Quero colocar o pai do meu filho na justiça — essa é uma dúvida muito comum entre mães que buscam garantir o direito dos filhos a uma vida digna. É importante saber que esse tipo de ação não se trata de vingança, mas sim de responsabilidade parental, prevista no Código Civil (art. 1.694 a 1.710) e no Estatuto da Criança e do Adolescente (ECA).
Todo pai tem o dever legal de contribuir financeiramente para o sustento, a saúde e a educação do filho. E quando isso não ocorre de forma espontânea, é possível recorrer à Justiça para regularizar a situação.
Quero colocar o pai do meu filho na justiça: por onde começar
O primeiro passo é procurar um advogado de família ou a Defensoria Pública (caso não possa arcar com honorários). Esse profissional orientará sobre qual ação é mais adequada — ação de alimentos (para cobrar pensão), ação de investigação de paternidade (se o pai não registrou a criança) ou ação cumulada de investigação e alimentos (quando se busca o reconhecimento e a pensão ao mesmo tempo).
É importante reunir documentos pessoais, certidão de nascimento da criança, comprovantes de despesas (escola, saúde, alimentação) e qualquer prova que demonstre o vínculo com o pai. Com esses dados, o advogado ingressa com a ação na Vara de Família, e o juiz pode fixar alimentos provisórios antes mesmo da sentença final.
O que acontece depois que o processo é aberto
Após o ajuizamento, o pai será citado judicialmente e terá prazo para se manifestar. Em seguida, o juiz designará audiência de conciliação, onde as partes podem chegar a um acordo sobre o valor da pensão. Caso não haja consenso, o magistrado analisará as provas e fixará um valor com base no binômio necessidade x possibilidade — ou seja, o quanto a criança precisa e o quanto o pai pode pagar.
O não pagamento da pensão pode levar à cobrança judicial com penhora de bens, bloqueio de conta bancária e até prisão civil (art. 528 do CPC). Por isso, é fundamental agir com orientação jurídica desde o início.
Quando também cabe ação de guarda ou regulamentação de visitas
Em muitos casos, quem diz “quero colocar o pai do meu filho na justiça” também precisa regularizar a guarda e as visitas. Isso evita conflitos e garante o convívio equilibrado entre pai e filho. O advogado pode incluir esses pedidos no mesmo processo ou propor ações separadas, conforme o caso.
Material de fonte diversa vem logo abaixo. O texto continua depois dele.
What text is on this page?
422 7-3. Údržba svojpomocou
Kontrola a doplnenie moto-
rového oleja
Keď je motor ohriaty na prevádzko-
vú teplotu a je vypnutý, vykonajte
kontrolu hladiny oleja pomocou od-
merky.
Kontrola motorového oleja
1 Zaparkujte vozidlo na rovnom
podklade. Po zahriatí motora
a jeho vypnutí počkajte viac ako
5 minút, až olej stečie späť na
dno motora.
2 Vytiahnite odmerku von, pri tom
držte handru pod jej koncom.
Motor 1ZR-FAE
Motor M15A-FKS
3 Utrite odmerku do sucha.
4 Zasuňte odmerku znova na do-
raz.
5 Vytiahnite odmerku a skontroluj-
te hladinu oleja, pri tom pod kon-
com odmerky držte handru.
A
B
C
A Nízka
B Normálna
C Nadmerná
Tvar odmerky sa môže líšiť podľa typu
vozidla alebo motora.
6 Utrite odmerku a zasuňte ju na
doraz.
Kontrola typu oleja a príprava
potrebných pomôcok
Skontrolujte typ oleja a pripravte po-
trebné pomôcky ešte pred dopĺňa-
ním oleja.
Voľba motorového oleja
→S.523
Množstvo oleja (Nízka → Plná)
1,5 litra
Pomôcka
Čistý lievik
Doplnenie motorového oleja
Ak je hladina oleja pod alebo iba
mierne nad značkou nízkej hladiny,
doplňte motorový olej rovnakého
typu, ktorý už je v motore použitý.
A Justiça busca sempre o melhor interesse da criança, e não apenas questões financeiras. Assim, a atuação jurídica adequada protege tanto os direitos do filho quanto o equilíbrio emocional da família.
Se você está dizendo “quero colocar o pai do meu filho na justiça”, saiba que esse é um direito legítimo seu e, principalmente, do seu filho. A pensão alimentícia e o reconhecimento de paternidade não são favores, mas obrigações legais que asseguram dignidade e bem-estar à criança.
Procure um advogado de família especializado para analisar seu caso, reunir a documentação e ingressar com a ação adequada.
A justiça está do seu lado — e o primeiro passo é buscar orientação jurídica para garantir o futuro do seu filho com segurança, responsabilidade e respeito.